As of Wednesday 11th November the iPad Pro is available here in the UK, as well as over 40 other countries across the globe. It’s normally the latest iPhone which receives most of the attention following an Apple product launch event, however this year seems to have been the exception with the iPad Pro stealing the lime light.
So what is there to rave about? It’s Apple’s largest tablet to date, boasting a 12.9” Retina Display with a resolution of 2048×1563, squeezing in a total of 5.6 million pixels! Sporting the A9X processor, when it comes to performance it doesn’t disappoint. Can you believe it’s apparently 22 times faster than the original iPad!
The key question our clients have been asking since this supersized device was announced back in September has been ‘Is this device designed for business or pleasure?’ And that is the question we aim to answer in today’s blog post.
The problem we face is no one really knows which angle Apple are approaching this from, which leaves the target audience for the device open to discussion and interpretation.
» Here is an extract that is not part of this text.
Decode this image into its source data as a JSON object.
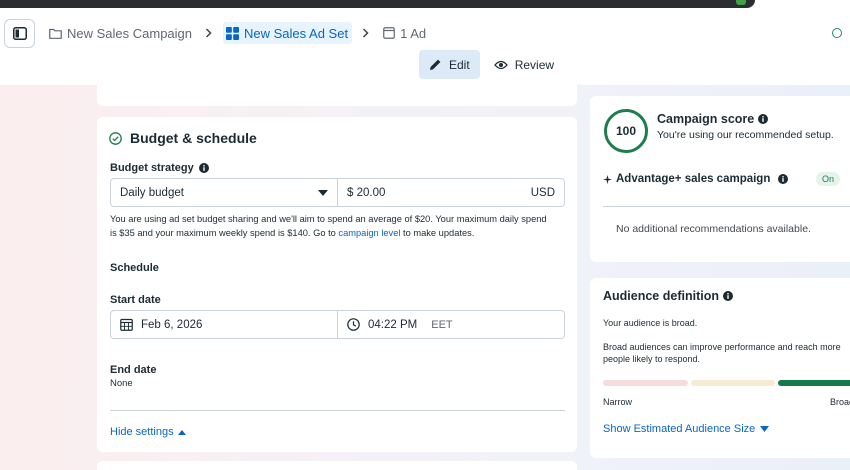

It’s not a laptop replacement in any way, shape or form which is what businesses would surely be looking for, yet it still has the capabilities to be a lot of things to a lot of people. From a business perspective the larger screen lends itself well to those in creative and design industries, especially when combined with the stylus, specifically designed to make drawing and sketching feel as natural as pen on paper.
Now while the Apple Pencil is not the iPad Pro’s primary input system or a replacement for multitouch, it’s a fantastic new piece of kit. The tall slim-line pencil is an optional accessory that gives you additional precision when you need it for specific tasks, such as drawing, annotating, or manipulating fine lines and points on the screen. The Pencil connects to the iPad Pro via Bluetooth and it takes advantage of the Coalesced and Predictive Touches APIs introduced with iOS 9. The clever little gadget has built in pressure sensitivity and can detect the angle you’re holding it allowing you to use it like a real pen, pencil or brush. So as we mentioned if you’re a creative person or someone who needs to annotate documents on a regular basis on the iPad, the Pencil is a must-have.
With the smart keyboard add-on, the tablet is definitely starting to look more like a business device than ever before, and lends itself well to on the go requirements such as email and document writing. It’s certainly not going to replace your day to day laptop or desktop computer, but it would be a handy tool for businesses.
Where’s the catch you ask? That would be Microsoft Office. Unfortunately, unlike previous iPad models, with the iPad Pro’s 12.9” screen a 365 subscription is required. The iPad Pro may not stand out for business users when compared to Microsoft’s Surface Pro 3, but we think it’s certainly something to consider.